Many of these hair loss problems are temporary, although there is another type of hair loss that is less dramatic and less visible but can be incredibly distressing. This involves the hair thinning gradually, often over the course of several decades. It can start at any age, it is progressive and it is hereditary. This phenomenon, known as androgenic alopecia, is related to male hormones, but it is not caused by excessive testosterone. It is a genetic predisposition that causes hair follicles to become more sensitive to this hormone. The enzyme 5A reductase converts the male sex hormone testosterone into the active form dihydrotestosterone (DHT). This hormone causes the hair follicles to produce thinner and smaller hair, up to the point that the hairs stop*.
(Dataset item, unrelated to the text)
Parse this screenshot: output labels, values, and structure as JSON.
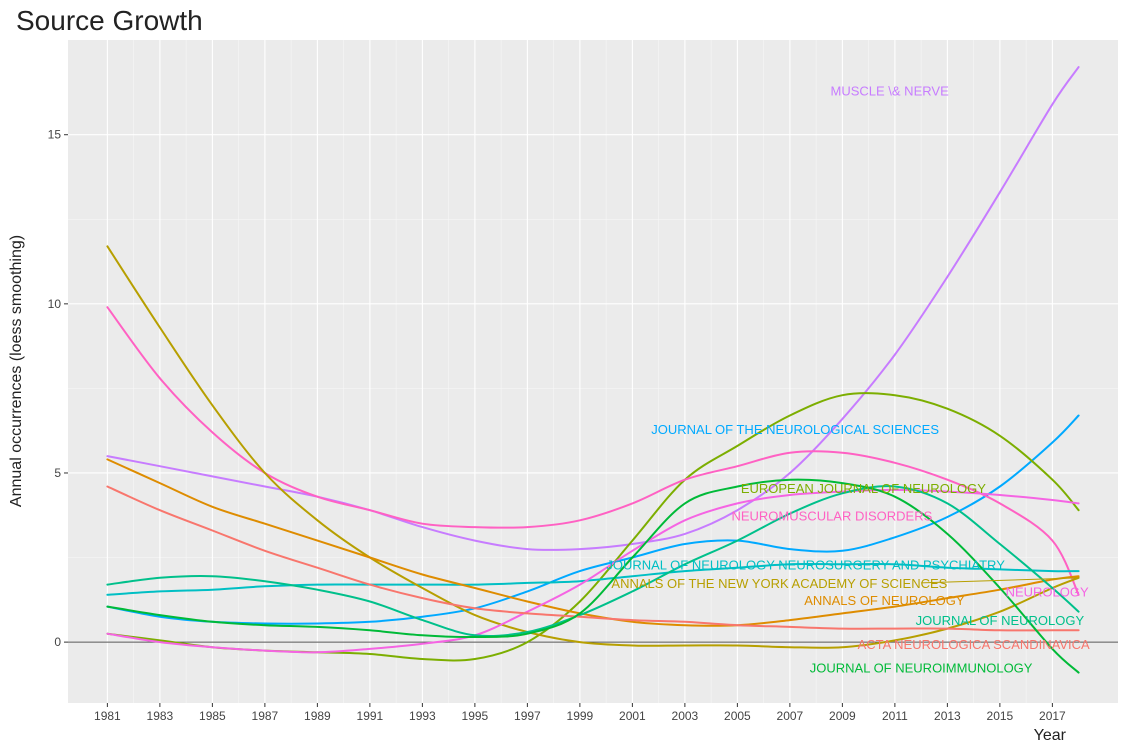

Women, too, suffer from androgenic alopecia Men are considerably more affected by hair loss (statistics suggest up to 70% of men experience hair loss). But it is not only men. Women can also suffer from androgenic alopecia. Approximately 30–40% of women experience hair loss, although androgens are typically present in much smaller amounts. In contrast to men, hair loss in women occurs less in the area of the receding hairline or tonsure, but instead appears on the top side of the head and through the spotty formation of gaps or diffuse hair loss.